- Based on: Astro Boy
- Written by: Shigetoshi Iwata Haruo Koorogi Isoya Shibuya Ichirō Miyagawa Noboru Sakamaki Hiroyuki Shinami
- Directed by: Hiroshi Yoshikawa Seika Shiba Hideo Ōhashi Toshio Naniwa
- Starring: (see list) Masato Segawa Kazumasa Negishi Mitsuo Nakagawa Gorō Morino Hiroko Negishi Hiroshi Miki Rashōmon Tsunagorō Yonehiko Kitagawa Akio Tanaka Kazuya Tominaga Kinichi Shimizu Harue Wakahara Hiroshi Kiyama Chizō Kurata Ryūsuke Nakae Kiyoshi Itō Kiyoshi Kobayashi Masao Takahashi Takako Irie Nobuo Maki Nikki Kubota Kōtarō Mori;
- Opening theme: Mighty Atom Theme
- Ending theme: Mighty Atom Theme
- Composers: Hirooki Ogawa Katsuyuki Masuda
- Country of origin: Japan
- No. of seasons: 1
- No. of episodes: 65

Production
- Producers: Keiji Matsuzaki Tsuyoshi Yoneyama
- Cinematography: Yutaka Yoshida Hiroshi Segawa
- Camera setup: Single-camera
- Running time: 25 minutes
- Production company: Matsuzaki Production

Original release
- Network: MBS
- Release: March 7, 1959 – May 28, 1960

Related
- Mighty Atom (1963 anime)

= Mighty Atom (TV series) =

Mighty Atom (鉄腕アトム, Tetsuwan Atomu) is a Japanese black-and-white tokusatsu live-action TV drama that aired on MBS from March 7, 1959 to May 28, 1960 for a total of 65 episodes split into five parts.

==Production==
Tetsuwan Atomu was produced for Mainichi Broadcasting System, sponsored by Lotte Corporation, by Matsuzaki Production, founded by Keiji Matsuzaki, who worked with Eiji Tsuburaya as a special effects director before the war and was a Toho producer.

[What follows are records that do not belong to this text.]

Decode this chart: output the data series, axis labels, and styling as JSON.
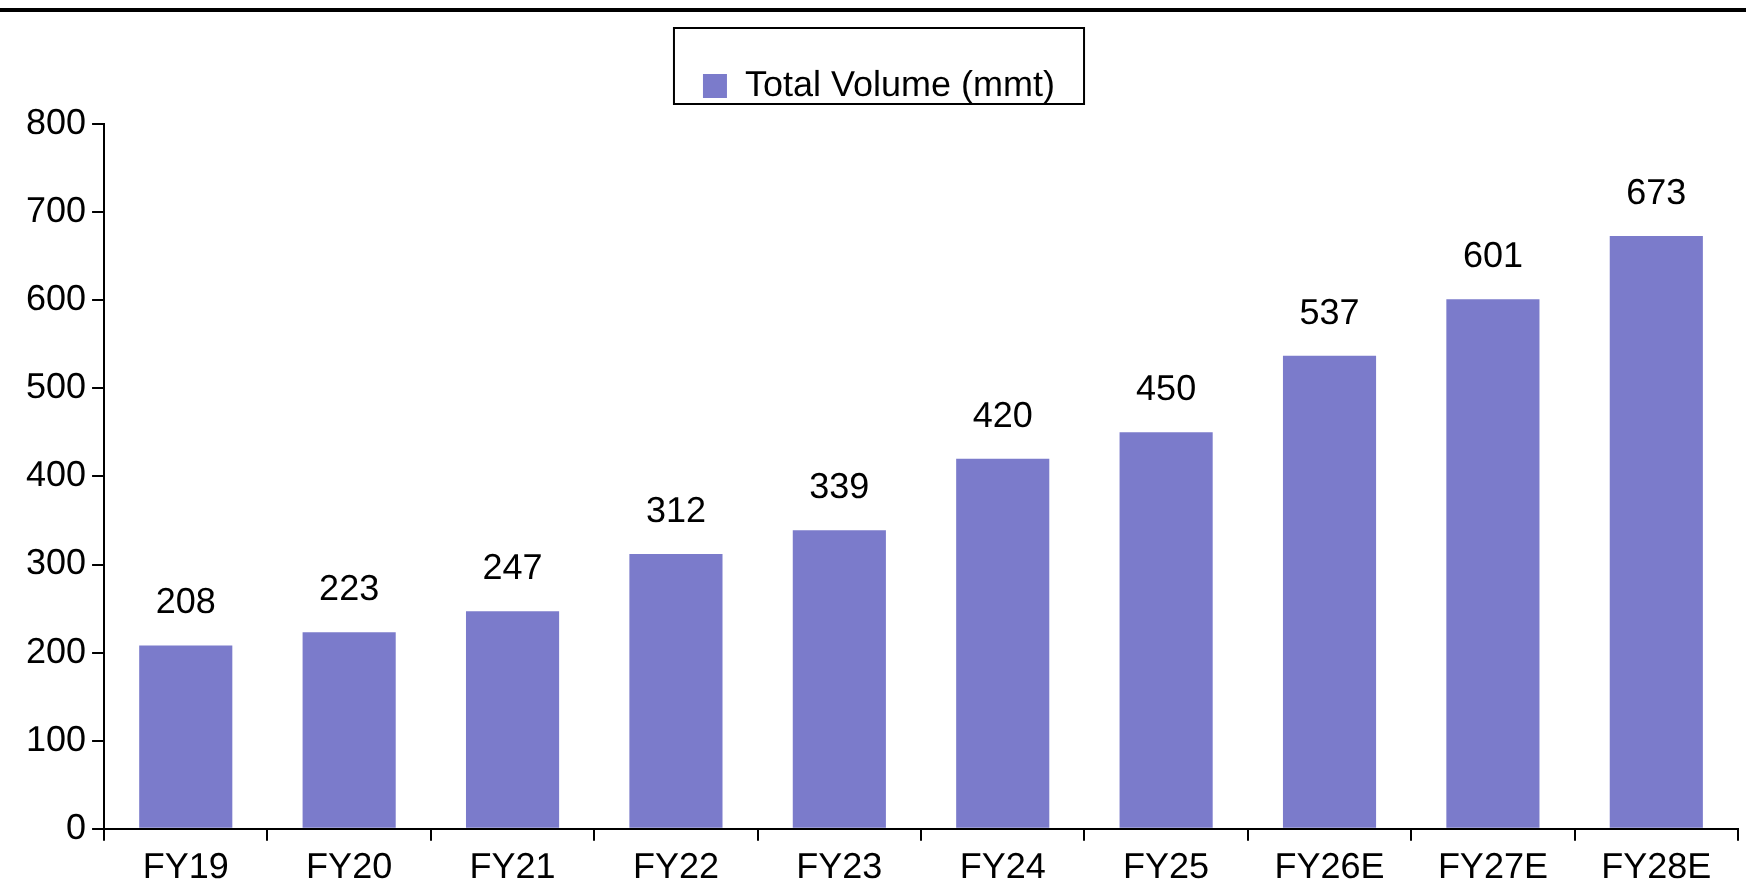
{
  "chart_data": {
    "type": "bar",
    "categories": [
      "FY19",
      "FY20",
      "FY21",
      "FY22",
      "FY23",
      "FY24",
      "FY25",
      "FY26E",
      "FY27E",
      "FY28E"
    ],
    "series": [
      {
        "name": "Total Volume (mmt)",
        "color": "#7b7bcb",
        "values": [
          208,
          223,
          247,
          312,
          339,
          420,
          450,
          537,
          601,
          673
        ]
      }
    ],
    "ylim": [
      0,
      800
    ],
    "yticks": [
      0,
      100,
      200,
      300,
      400,
      500,
      600,
      700,
      800
    ],
    "grid": false,
    "legend": "top",
    "data_labels": true
  }
}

It is the first adaptation of Osamu Tezuka's Mighty Atom (a.k.a. Astro Boy) manga comic book series and predates the 1963 Mighty Atom (Astro Boy) anime.

==Plot==
The series condenses the original's science fiction elements, more in line with the detective stories of the time, with a focus on fighting gangsters. In the original, the story takes place in the 21st century, but according to Atom's dialogue in the second part finale, the series takes place in 1959, the same year as the broadcast.

==Reception==
Although the series was popular for a year, Tezuka became dissatisfied with the adaptation, saying that it was too far removed from the image of the original work, and this became the driving force behind the production of the first Astro Boy anime a few years later. In addition, when Sōji Ushio approached Tezuka in 1965 to make a live-action Ambassador Magma, Tezuka initially suggested that he make a live-action Big X for this reason.

However, P Productions' live-action Magma received high praise from Tezuka, and the bad impression of live-action adaptations was dispelled, and Tezuka himself considered producing a live-action version of Mighty Atom in 1972.